Author:
Budiman Irwan,Faisal Mohammad Reza,Faridhah Astina,Farmadi Andi,Mazdadi Muhammad Itqan,Saragih Triando Hamonangan,Abadi Friska
Abstract
Messages shared on social media platforms like X are automatically categorized into two groups: those who self-report COVID-19 status and those who do not. However, it is essential to note that these messages cannot be a reliable monitoring tool for tracking the spread of the COVID-19 pandemic. The classification of social media messages can be achieved through the application of classification algorithms. Many deep learning-based algorithms, such as Convolutional Neural Networks (CNN) or Long Short-Term Memory (LSTM), have been used for text classification. However, CNN has limitations in understanding global context, while LSTM focuses more on understanding word-by-word sequences. Apart from that, both require a lot of data to learn. Currently, an algorithm is being developed for text classification that can cover the shortcomings of the previous algorithm, namely Bidirectional Encoder Representations from Transformers (BERT).
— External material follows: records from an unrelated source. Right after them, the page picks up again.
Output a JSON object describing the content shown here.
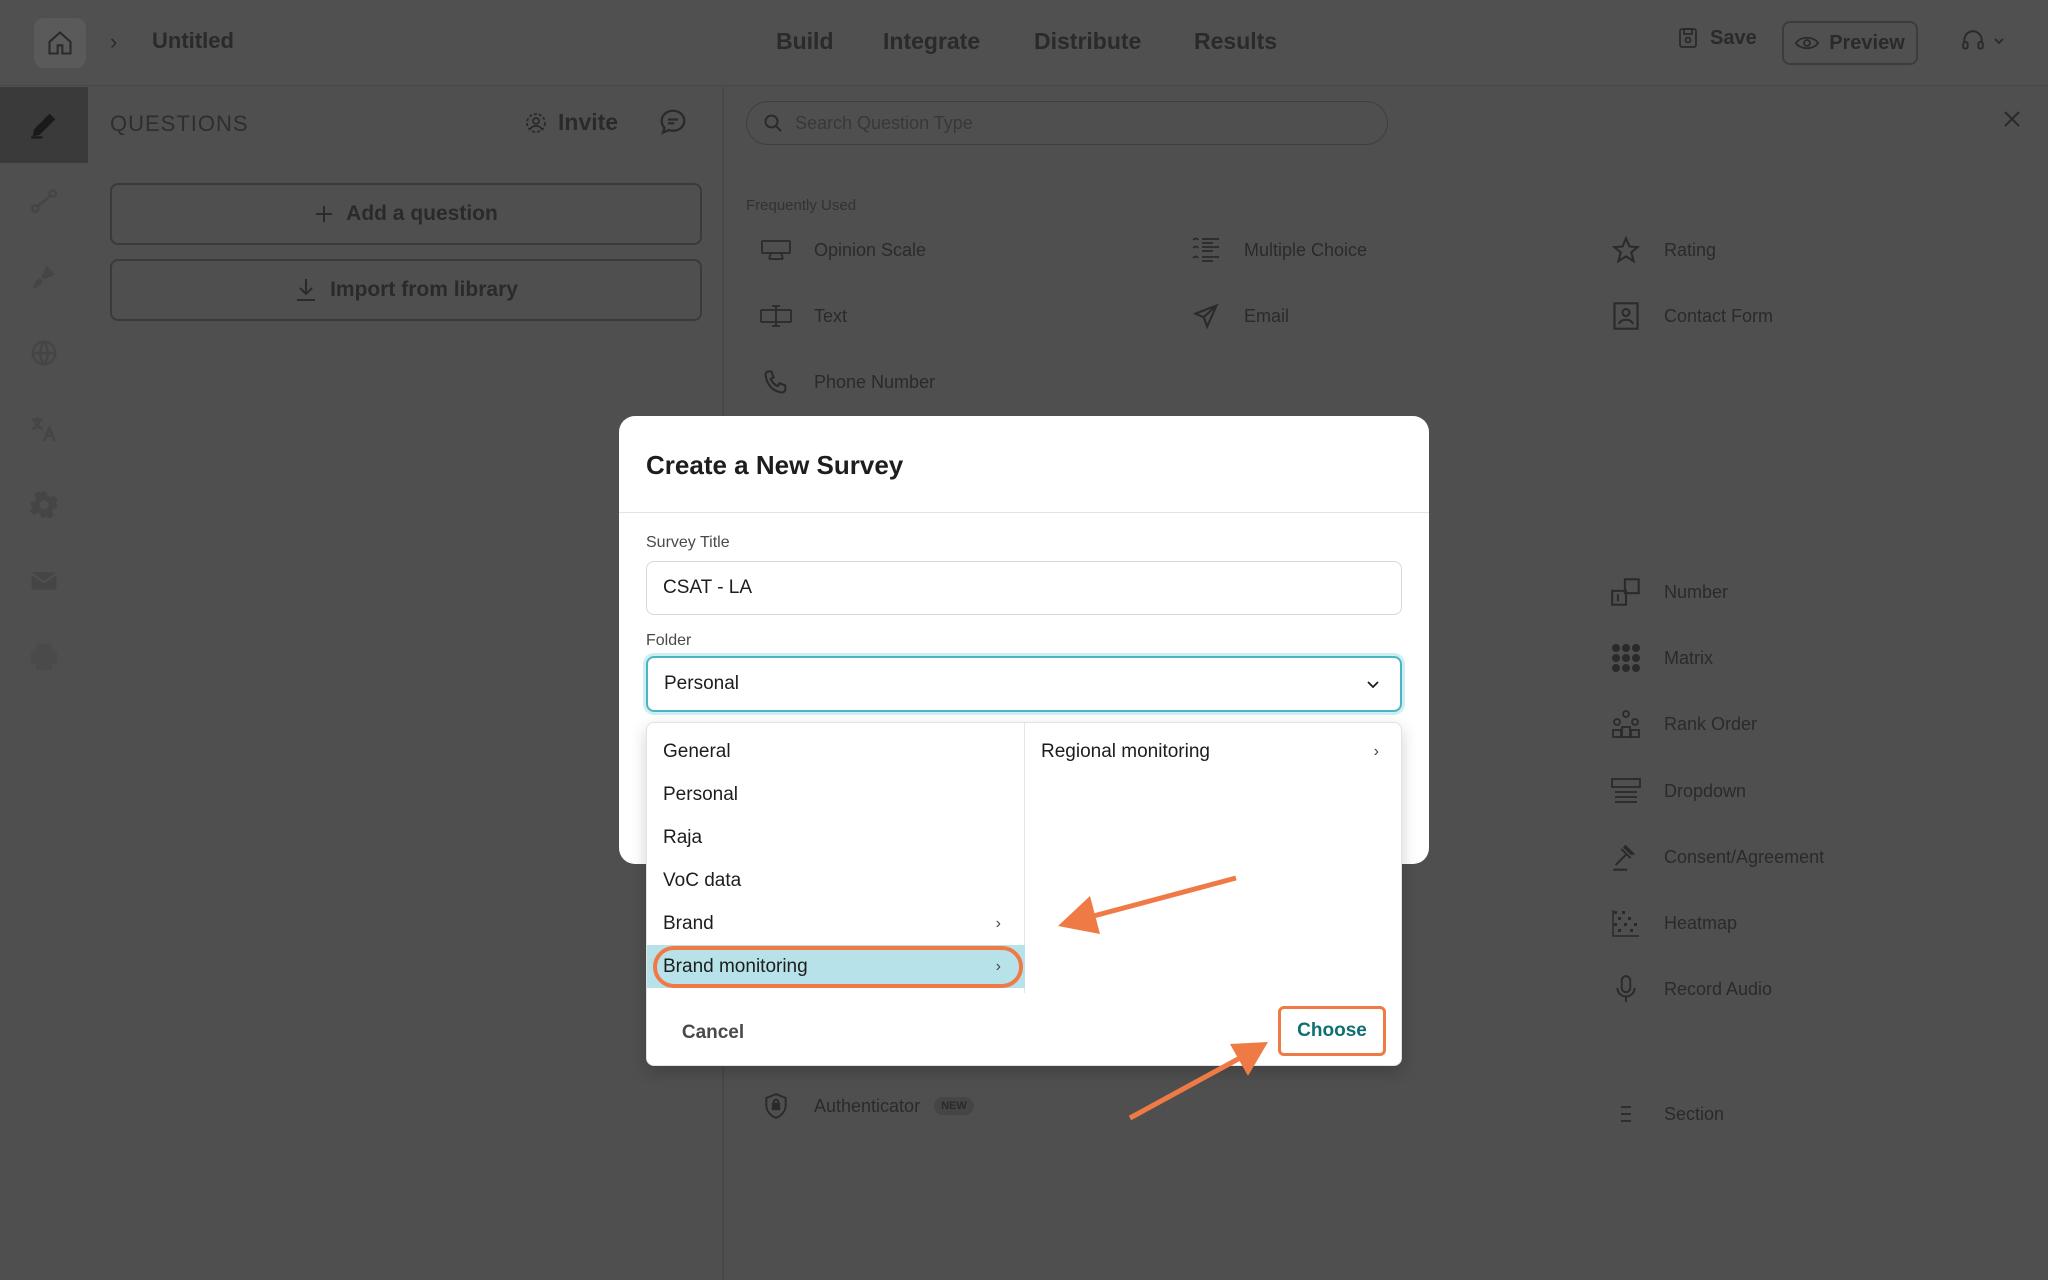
{
  "topbar": {
    "breadcrumb_chevron": "›",
    "title": "Untitled",
    "tabs": [
      "Build",
      "Integrate",
      "Distribute",
      "Results"
    ],
    "save_label": "Save",
    "preview_label": "Preview"
  },
  "questions_panel": {
    "header": "QUESTIONS",
    "invite_label": "Invite",
    "add_label": "Add a question",
    "import_label": "Import from library"
  },
  "types_panel": {
    "search_placeholder": "Search Question Type",
    "section_label": "Frequently Used",
    "types": {
      "opinion_scale": "Opinion Scale",
      "multiple_choice": "Multiple Choice",
      "rating": "Rating",
      "text": "Text",
      "email": "Email",
      "contact_form": "Contact Form",
      "phone_number": "Phone Number",
      "number": "Number",
      "matrix": "Matrix",
      "rank_order": "Rank Order",
      "dropdown": "Dropdown",
      "consent": "Consent/Agreement",
      "heatmap": "Heatmap",
      "record_audio": "Record Audio",
      "section": "Section",
      "authenticator": "Authenticator"
    },
    "new_badge": "NEW"
  },
  "modal": {
    "title": "Create a New Survey",
    "survey_title_label": "Survey Title",
    "survey_title_value": "CSAT - LA",
    "folder_label": "Folder",
    "folder_value": "Personal",
    "folders": [
      "General",
      "Personal",
      "Raja",
      "VoC data",
      "Brand",
      "Brand monitoring"
    ],
    "subfolders": [
      "Regional monitoring"
    ],
    "cancel_label": "Cancel",
    "choose_label": "Choose"
  },
  "colors": {
    "accent": "#4bb4c1",
    "selected_row": "#b8e2e9",
    "annotation": "#f07a45",
    "choose_text": "#106f72"
  }
}
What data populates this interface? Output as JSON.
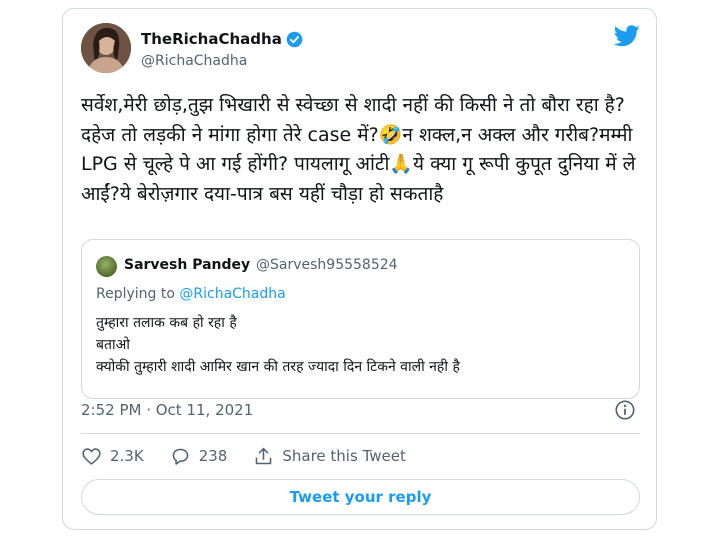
{
  "author": {
    "display_name": "TheRichaChadha",
    "handle": "@RichaChadha",
    "verified": true
  },
  "tweet": {
    "text": "सर्वेश,मेरी छोड़,तुझ भिखारी से स्वेच्छा से शादी नहीं की किसी ने तो बौरा रहा है?दहेज तो लड़की ने मांगा होगा तेरे case में?🤣न शक्ल,न अक्ल और गरीब?मम्मी LPG से चूल्हे पे आ गई होंगी? पायलागू आंटी🙏ये क्या गू रूपी कुपूत दुनिया में ले आईं?ये बेरोज़गार दया-पात्र बस यहीं चौड़ा हो सकताहै",
    "timestamp": "2:52 PM · Oct 11, 2021"
  },
  "quoted": {
    "display_name": "Sarvesh Pandey",
    "handle": "@Sarvesh95558524",
    "replying_prefix": "Replying to ",
    "replying_to": "@RichaChadha",
    "text": "तुम्हारा तलाक कब हो रहा है\nबताओ\nक्योकी तुम्हारी शादी आमिर खान की तरह ज्यादा दिन टिकने वाली नही है"
  },
  "actions": {
    "likes": "2.3K",
    "replies": "238",
    "share_label": "Share this Tweet",
    "reply_button": "Tweet your reply"
  },
  "colors": {
    "accent": "#1d9bf0",
    "secondary_text": "#536471",
    "border": "#cfd9de"
  },
  "icons": [
    "twitter-bird-icon",
    "verified-badge-icon",
    "info-icon",
    "heart-icon",
    "reply-icon",
    "share-icon"
  ]
}
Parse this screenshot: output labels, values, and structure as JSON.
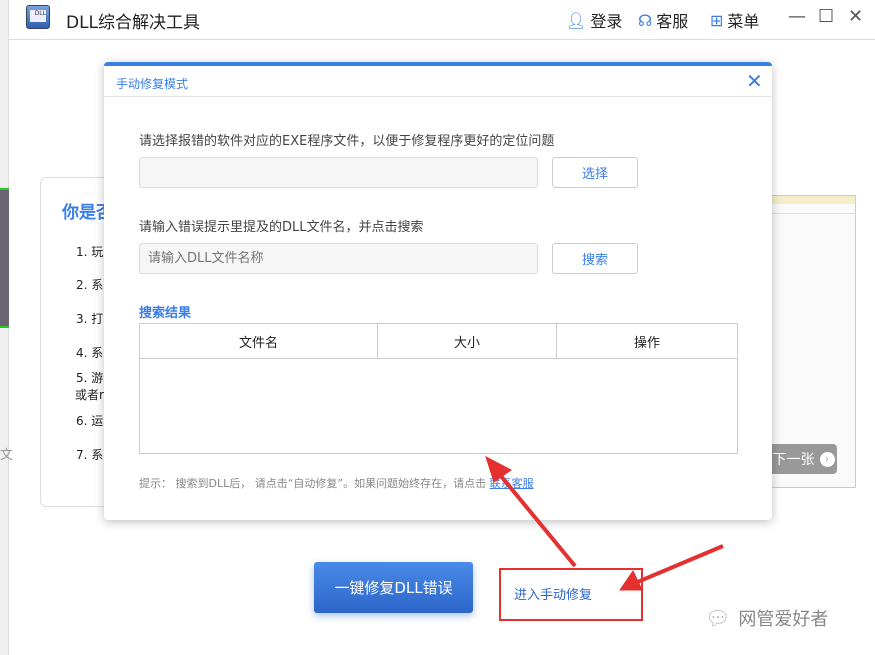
{
  "app": {
    "title": "DLL综合解决工具",
    "login": "登录",
    "service": "客服",
    "menu": "菜单"
  },
  "background": {
    "card_title": "你是否",
    "items": [
      "1. 玩",
      "2. 系",
      "3. 打",
      "4. 系",
      "5. 游",
      "或者r",
      "6. 运",
      "7. 系"
    ],
    "next_label": "下一张",
    "left_char": "文"
  },
  "modal": {
    "title": "手动修复模式",
    "exe_label": "请选择报错的软件对应的EXE程序文件，以便于修复程序更好的定位问题",
    "exe_value": "",
    "choose_button": "选择",
    "dll_label": "请输入错误提示里提及的DLL文件名，并点击搜索",
    "dll_placeholder": "请输入DLL文件名称",
    "search_button": "搜索",
    "results_title": "搜索结果",
    "columns": [
      "文件名",
      "大小",
      "操作"
    ],
    "hint": "提示： 搜索到DLL后， 请点击“自动修复”。如果问题始终存在，请点击",
    "contact_link": "联系客服"
  },
  "footer": {
    "repair_button": "一键修复DLL错误",
    "manual_link": "进入手动修复"
  },
  "watermark": "网管爱好者",
  "colors": {
    "accent": "#3a7ee8",
    "annotation": "#e53030"
  }
}
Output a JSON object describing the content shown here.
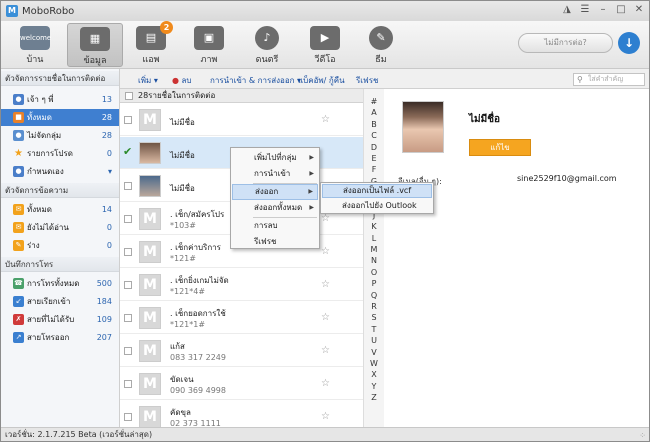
{
  "app": {
    "title": "MoboRobo",
    "logo": "M",
    "version": "เวอร์ชั่น: 2.1.7.215 Beta  (เวอร์ชั่นล่าสุด)"
  },
  "window_controls": [
    "shirt-icon",
    "menu-icon",
    "minimize-icon",
    "maximize-icon",
    "close-icon"
  ],
  "nav": [
    {
      "label": "บ้าน",
      "icon": "welcome"
    },
    {
      "label": "ข้อมูล",
      "icon": "▦"
    },
    {
      "label": "แอพ",
      "icon": "▤",
      "badge": "2"
    },
    {
      "label": "ภาพ",
      "icon": "▣"
    },
    {
      "label": "ดนตรี",
      "icon": "♪"
    },
    {
      "label": "วีดีโอ",
      "icon": "▶"
    },
    {
      "label": "ธีม",
      "icon": "✎"
    }
  ],
  "connect_label": "ไม่มีการต่อ?",
  "toolbar2": {
    "add": "เพิ่ม",
    "delete": "ลบ",
    "import_export": "การนำเข้า & การส่งออก",
    "backup_restore": "แบ็คอัพ/ กู้คืน",
    "refresh": "รีเฟรช",
    "search_placeholder": "ใส่คำสำคัญ"
  },
  "sidebar": {
    "section1": "ตัวจัดการรายชื่อในการติดต่อ",
    "contacts": [
      {
        "label": "เจ้า ๆ พี่",
        "count": "13",
        "color": "#4a7ec9"
      },
      {
        "label": "ทั้งหมด",
        "count": "28",
        "color": "#e8812a"
      },
      {
        "label": "ไม่จัดกลุ่ม",
        "count": "28",
        "color": "#5a8fcf"
      },
      {
        "label": "รายการโปรด",
        "count": "0",
        "color": "#f2a21c"
      },
      {
        "label": "กำหนดเอง",
        "count": "",
        "color": "#4a7ec9"
      }
    ],
    "section2": "ตัวจัดการข้อความ",
    "messages": [
      {
        "label": "ทั้งหมด",
        "count": "14",
        "color": "#f2a21c"
      },
      {
        "label": "ยังไม่ได้อ่าน",
        "count": "0",
        "color": "#f2a21c"
      },
      {
        "label": "ร่าง",
        "count": "0",
        "color": "#f2a21c"
      }
    ],
    "section3": "บันทึกการโทร",
    "calls": [
      {
        "label": "การโทรทั้งหมด",
        "count": "500",
        "color": "#4aa06a"
      },
      {
        "label": "สายเรียกเข้า",
        "count": "184",
        "color": "#3a7fd0"
      },
      {
        "label": "สายที่ไม่ได้รับ",
        "count": "109",
        "color": "#d03a3a"
      },
      {
        "label": "สายโทรออก",
        "count": "207",
        "color": "#3a7fd0"
      }
    ]
  },
  "list": {
    "header": "28รายชื่อในการติดต่อ",
    "rows": [
      {
        "name": "ไม่มีชื่อ",
        "phone": "",
        "avatar": "placeholder"
      },
      {
        "name": "ไม่มีชื่อ",
        "phone": "",
        "avatar": "photo"
      },
      {
        "name": "ไม่มีชื่อ",
        "phone": "",
        "avatar": "photo2"
      },
      {
        "name": ". เช็ก/สมัครโปร",
        "phone": "*103#",
        "avatar": "placeholder"
      },
      {
        "name": ". เช็กค่าบริการ",
        "phone": "*121#",
        "avatar": "placeholder"
      },
      {
        "name": ". เช็กยิ่งเกมไม่จัด",
        "phone": "*121*4#",
        "avatar": "placeholder"
      },
      {
        "name": ". เช็กยอดการใช้",
        "phone": "*121*1#",
        "avatar": "placeholder"
      },
      {
        "name": "แก้ส",
        "phone": "083 317 2249",
        "avatar": "placeholder"
      },
      {
        "name": "ขัดเจน",
        "phone": "090 369 4998",
        "avatar": "placeholder"
      },
      {
        "name": "คัดขุล",
        "phone": "02 373 1111",
        "avatar": "placeholder"
      }
    ]
  },
  "alphabet": [
    "#",
    "A",
    "B",
    "C",
    "D",
    "E",
    "F",
    "G",
    "H",
    "I",
    "J",
    "K",
    "L",
    "M",
    "N",
    "O",
    "P",
    "Q",
    "R",
    "S",
    "T",
    "U",
    "V",
    "W",
    "X",
    "Y",
    "Z"
  ],
  "detail": {
    "name": "ไม่มีชื่อ",
    "edit": "แก้ไข",
    "email_label": "อีเมล(อื่น ๆ):",
    "email": "sine2529f10@gmail.com"
  },
  "context_menu": {
    "add_to_group": "เพิ่มไปที่กลุ่ม",
    "import": "การนำเข้า",
    "export": "ส่งออก",
    "export_all": "ส่งออกทั้งหมด",
    "delete": "การลบ",
    "refresh": "รีเฟรช"
  },
  "submenu": {
    "vcf": "ส่งออกเป็นไฟล์ .vcf",
    "outlook": "ส่งออกไปยัง Outlook"
  },
  "colors": {
    "accent": "#3f7fd0",
    "edit_button": "#f5a520",
    "badge": "#f08a1c"
  }
}
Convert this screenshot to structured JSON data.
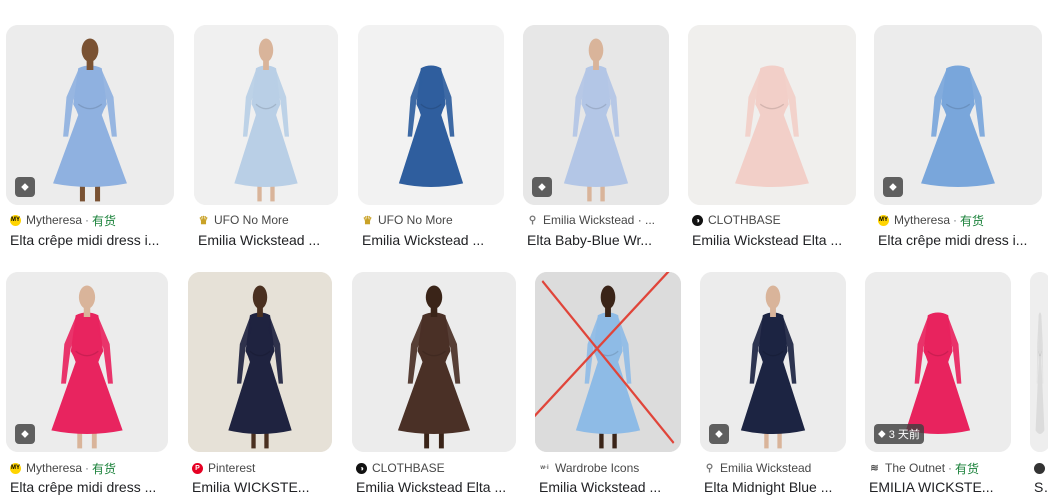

Currently, there are many variants of BERT development. The primary objective of this study was to compare the effectiveness of two classification models, namely BERT and IndoBERT, in identifying self-report messages of COVID-19 status. Both BERT and IndoBERT models were evaluated using raw and preprocessed text data from X. The study's findings revealed that the IndoBERT model exhibited superior performance, achieving an accuracy rate of 94%, whereas the BERT model achieved a performance rate of 82%.